Elle se pressait d'écarter l'arme fatale, afin de le rejoindre ensuite et
de le retenir sur la terrasse jusqu'à ce que les Prussiens fussent bien
loin, lorsqu'en rouvrant cette petite porte qui ramenait de la terrasse au
corridor, elle se trouva face à face avec le baron de Kreutz. Il venait de
chercher son manteau et ses pistolets dans sa chambre. Consuelo n'eut que
le temps de laisser tomber la carabine derrière elle, dans l'angle que
formait la porte, et de se jeter dans le corridor, en refermant cette porte
entre elle et Karl. Elle craignait que la vue de l'ennemi ne rendît à ce
dernier toute sa fureur s'il l'apercevait.

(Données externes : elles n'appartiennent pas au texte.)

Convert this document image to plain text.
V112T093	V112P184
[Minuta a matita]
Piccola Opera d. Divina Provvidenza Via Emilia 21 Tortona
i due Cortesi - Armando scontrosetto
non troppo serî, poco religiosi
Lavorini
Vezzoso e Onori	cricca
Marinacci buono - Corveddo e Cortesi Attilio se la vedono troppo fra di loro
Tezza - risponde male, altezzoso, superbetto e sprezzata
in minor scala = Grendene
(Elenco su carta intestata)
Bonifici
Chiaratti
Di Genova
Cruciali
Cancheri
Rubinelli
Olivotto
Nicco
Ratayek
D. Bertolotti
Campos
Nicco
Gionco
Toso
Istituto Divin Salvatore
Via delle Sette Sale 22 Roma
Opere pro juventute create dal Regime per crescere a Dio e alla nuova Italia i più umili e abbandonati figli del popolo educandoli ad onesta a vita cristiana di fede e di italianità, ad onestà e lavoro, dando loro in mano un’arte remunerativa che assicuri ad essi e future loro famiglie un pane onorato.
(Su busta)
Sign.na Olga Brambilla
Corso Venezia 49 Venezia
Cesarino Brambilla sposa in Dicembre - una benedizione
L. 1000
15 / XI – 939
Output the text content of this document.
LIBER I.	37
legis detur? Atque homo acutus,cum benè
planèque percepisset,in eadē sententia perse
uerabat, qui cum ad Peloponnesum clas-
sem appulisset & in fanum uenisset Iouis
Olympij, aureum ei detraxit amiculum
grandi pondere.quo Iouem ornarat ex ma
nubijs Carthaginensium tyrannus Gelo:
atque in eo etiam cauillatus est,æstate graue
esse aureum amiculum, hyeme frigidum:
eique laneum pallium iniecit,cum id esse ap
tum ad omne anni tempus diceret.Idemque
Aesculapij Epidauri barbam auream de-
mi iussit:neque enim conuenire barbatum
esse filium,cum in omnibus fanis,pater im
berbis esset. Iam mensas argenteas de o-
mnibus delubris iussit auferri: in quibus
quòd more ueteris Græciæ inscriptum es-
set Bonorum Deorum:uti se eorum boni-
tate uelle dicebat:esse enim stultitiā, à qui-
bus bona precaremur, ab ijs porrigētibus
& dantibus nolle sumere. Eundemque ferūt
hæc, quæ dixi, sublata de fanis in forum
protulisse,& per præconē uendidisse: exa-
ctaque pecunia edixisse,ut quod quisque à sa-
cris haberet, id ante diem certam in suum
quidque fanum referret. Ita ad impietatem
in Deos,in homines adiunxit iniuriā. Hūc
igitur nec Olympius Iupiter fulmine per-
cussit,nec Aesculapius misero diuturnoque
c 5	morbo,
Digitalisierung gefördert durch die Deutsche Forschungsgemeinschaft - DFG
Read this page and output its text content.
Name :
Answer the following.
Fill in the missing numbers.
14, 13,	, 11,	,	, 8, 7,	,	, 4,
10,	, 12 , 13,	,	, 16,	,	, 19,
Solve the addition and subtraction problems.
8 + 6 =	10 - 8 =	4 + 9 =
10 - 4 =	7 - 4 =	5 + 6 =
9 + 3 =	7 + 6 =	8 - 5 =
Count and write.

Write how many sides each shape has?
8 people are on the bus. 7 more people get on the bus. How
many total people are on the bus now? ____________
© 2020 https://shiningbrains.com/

La précipitation de ce mouvement, et l'émotion qui la força de s'appuyer
contre la porte, comme si elle eût craint de s'évanouir, n'échappèrent
point à l'oeil clairvoyant du baron de Kreutz. Il portait un flambeau,
et s'arrêta devant elle en souriant. Sa figure était parfaitement calme;
cependant Consuelo crut voir que sa main tremblait et faisait vaciller
très-sensiblement la flamme de la bougie. Le lieutenant était derrière
lui, pâle comme la mort, et tenant son épée nue. Ces circonstances, ainsi
que la certitude qu'elle acquit un peu plus tard qu'une fenêtre de cet
appartement, où le baron avait déposé et repris ses effets, donnait sur
la terrasse de la tourelle, firent penser ensuite à Consuelo que les deux
Prussiens n'avaient pas perdu un mot de son entretien avec Karl. Cependant
le baron la salua d'un air courtois et tranquille; et comme la crainte
d'une pareille situation lui faisait oublier de rendre le salut et lui
ôtait la force de dire un mot, Kreutz l'ayant examinée un instant avec des
yeux qui exprimaient plus d'intérêt que de surprise, il lui dit d'une voix
douce en lui prenant la main:
«Allons, mon enfant, remettez-vous. Vous semblez bien agitée. Nous vous
avons fait peur en passant brusquement devant cette porte au moment où vous
l'ouvriez; mais nous sommes vos serviteurs et vos amis. J'espère que nous
vous reverrons à Berlin, et peut-être pourrons-nous vous y être bon à
quelque chose.»
Le baron attira un peu vers lui la main de Consuelo comme si, dans un
premier mouvement, il eût songé à la porter à ses lèvres. Mais il se
contenta de la presser légèrement, salua de nouveau, et s'éloigna, suivi
de son lieutenant[1], qui ne sembla pas même voir Consuelo, tant il était
troublé et hors de lui. Cette contenance confirma la jeune fille dans
l'opinion qu'il était instruit du danger dont son maître venait d'être
menacé.
[Note 1: On disait alors _bas officier_. Nous avons, dans notre récit,
modernisé un titre qui donnait lieu à équivoque.]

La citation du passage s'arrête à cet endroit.